In Francia e in Inghilterra, invece, vigeva il principio che non esistevano schiavi. Tuttavia, con lo sviluppo delle colonie, furono in molti a tornare in patria portando con sè i propri schiavi e riproponendo così il problema. Anche in questi paesi, dunque, l’abolizione totale della schiavitù si verificò solo nel corso dell’Ottocento.

Caratteristico dell’Europa Orientale è il lungo permanere della servitù della gleba, molto frequente, nel medioevo, anche nell’Europa Occidentale: il servo (contadino) era legato al podere e veniva comprato e venduto insieme a esso. In Russia, la servitù della gleba, come ricorda Kropotkin nell’opera autobiografica "Memorie di un rivoluzionario", sarà abolita soltanto nell’Ottocento.

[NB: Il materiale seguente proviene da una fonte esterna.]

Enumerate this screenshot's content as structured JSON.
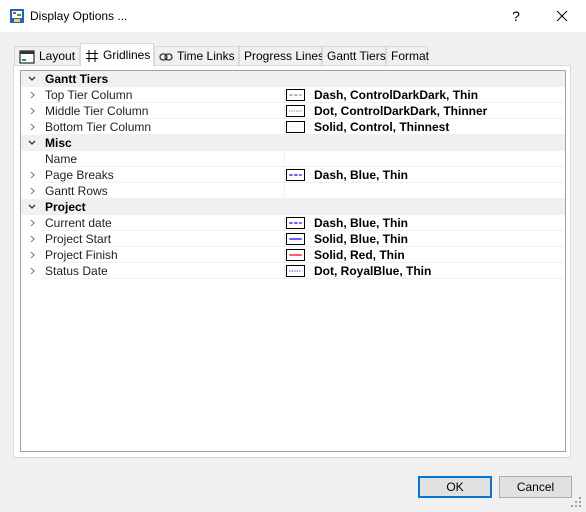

Tornando ai servi in senso stretto, cioè ai domestici, nelle società di "antico regime" essi avevano raramente piena cittadinanza, e anche nelle costituzioni nate in seguito alla rivoluzione francese raramente vennero considerati cittadini a pieno titolo. Fa eccezione la costituzione di Bologna del 1796. Le discriminazioni di natura giuridica ai danni dei domestici terminarono in Francia, in Norvegia, in Germania, solo nel corso del Novecento. Restarono comunque esclusi dalla prima legislazione creata a tutela dei lavoratori. In Italia, nel 1958, la legge sul lavoro domestico prevedeva, in tema di orario di lavoro, soltanto che i domestici avessero diritto a "dormire otto ore" e vietava esplicitamente la contrattazione collettiva. Il primo contratto collettivo nazionale di lavoro sarà siglato soltanto, sull’onda della contestazione, nel 1973!

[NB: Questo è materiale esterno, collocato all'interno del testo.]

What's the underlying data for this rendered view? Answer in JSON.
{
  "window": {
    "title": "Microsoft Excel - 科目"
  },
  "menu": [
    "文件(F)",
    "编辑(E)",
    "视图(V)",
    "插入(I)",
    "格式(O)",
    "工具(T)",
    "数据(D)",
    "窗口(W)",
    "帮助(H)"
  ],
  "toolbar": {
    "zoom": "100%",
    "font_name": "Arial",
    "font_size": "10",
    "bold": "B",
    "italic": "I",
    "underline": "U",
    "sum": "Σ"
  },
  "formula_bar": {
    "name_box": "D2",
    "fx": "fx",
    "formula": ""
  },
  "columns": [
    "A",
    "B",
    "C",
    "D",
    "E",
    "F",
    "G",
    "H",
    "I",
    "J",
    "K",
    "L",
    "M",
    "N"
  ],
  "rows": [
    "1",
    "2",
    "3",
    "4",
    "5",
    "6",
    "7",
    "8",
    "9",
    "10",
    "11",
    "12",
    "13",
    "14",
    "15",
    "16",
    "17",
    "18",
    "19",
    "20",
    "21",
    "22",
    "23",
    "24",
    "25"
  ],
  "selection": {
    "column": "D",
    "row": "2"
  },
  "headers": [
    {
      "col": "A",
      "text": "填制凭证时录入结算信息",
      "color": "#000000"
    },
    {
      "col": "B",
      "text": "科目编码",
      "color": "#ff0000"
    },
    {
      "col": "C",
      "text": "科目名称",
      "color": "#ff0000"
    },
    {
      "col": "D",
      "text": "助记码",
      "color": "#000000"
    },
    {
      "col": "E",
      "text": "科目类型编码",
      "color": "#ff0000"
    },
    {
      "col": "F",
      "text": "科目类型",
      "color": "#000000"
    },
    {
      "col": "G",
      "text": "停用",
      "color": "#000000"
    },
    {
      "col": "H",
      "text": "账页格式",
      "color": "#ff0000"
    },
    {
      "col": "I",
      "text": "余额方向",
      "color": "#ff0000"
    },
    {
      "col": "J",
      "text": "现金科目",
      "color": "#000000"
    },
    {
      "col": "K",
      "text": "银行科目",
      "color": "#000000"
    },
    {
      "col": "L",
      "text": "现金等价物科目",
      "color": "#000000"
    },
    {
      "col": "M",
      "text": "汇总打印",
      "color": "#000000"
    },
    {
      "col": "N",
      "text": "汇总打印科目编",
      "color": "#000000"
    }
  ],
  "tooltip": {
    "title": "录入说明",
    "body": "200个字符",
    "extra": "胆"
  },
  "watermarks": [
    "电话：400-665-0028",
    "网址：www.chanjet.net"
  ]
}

Oggi, tuttavia, in conseguenza dell’aumentato impegno lavorativo della donna e dell’immigrazione dai paesi più poveri, il numero dei lavoratori domestici è aumentato, e la loro condizione è nuovamente peggiorata. In alcuni casi si è tornati addirittura a situazioni, ben note nelle società di antico regime, di asservimento legato al debito: l’immigrato è asservito (mediante il sequestro del passaporto) fino al momento in cui chi lo ha fatto immigrare considera ripagato il costo sostenuto per l’operazione.

Alla relazione, molto apprezzata dai presenti, è seguito il dibattito. Particolarmente interessante mi è parsa l’ipotesi avanzata dalla Sarti per spiegare come mai, tra le tante costituzioni fiorite in Italia nell’epoca della rivoluzione francese, solo quella di Bologna attribuisse la piena cittadinanza ai servi: esisteva da tempo, in città, una confraternita, "l’Università dei servitori" che si occupava di dare dignità al lavoro domestico e, addirittura garantiva, in regime di autogestione, una pensione ai servitori anziani. Tutto questo accadeva, e qui sta l’eccezionalità della cosa, nel Settecento, in tempi precedenti la rivoluzione francese e ben prima della nascita del movimento operaio organizzato.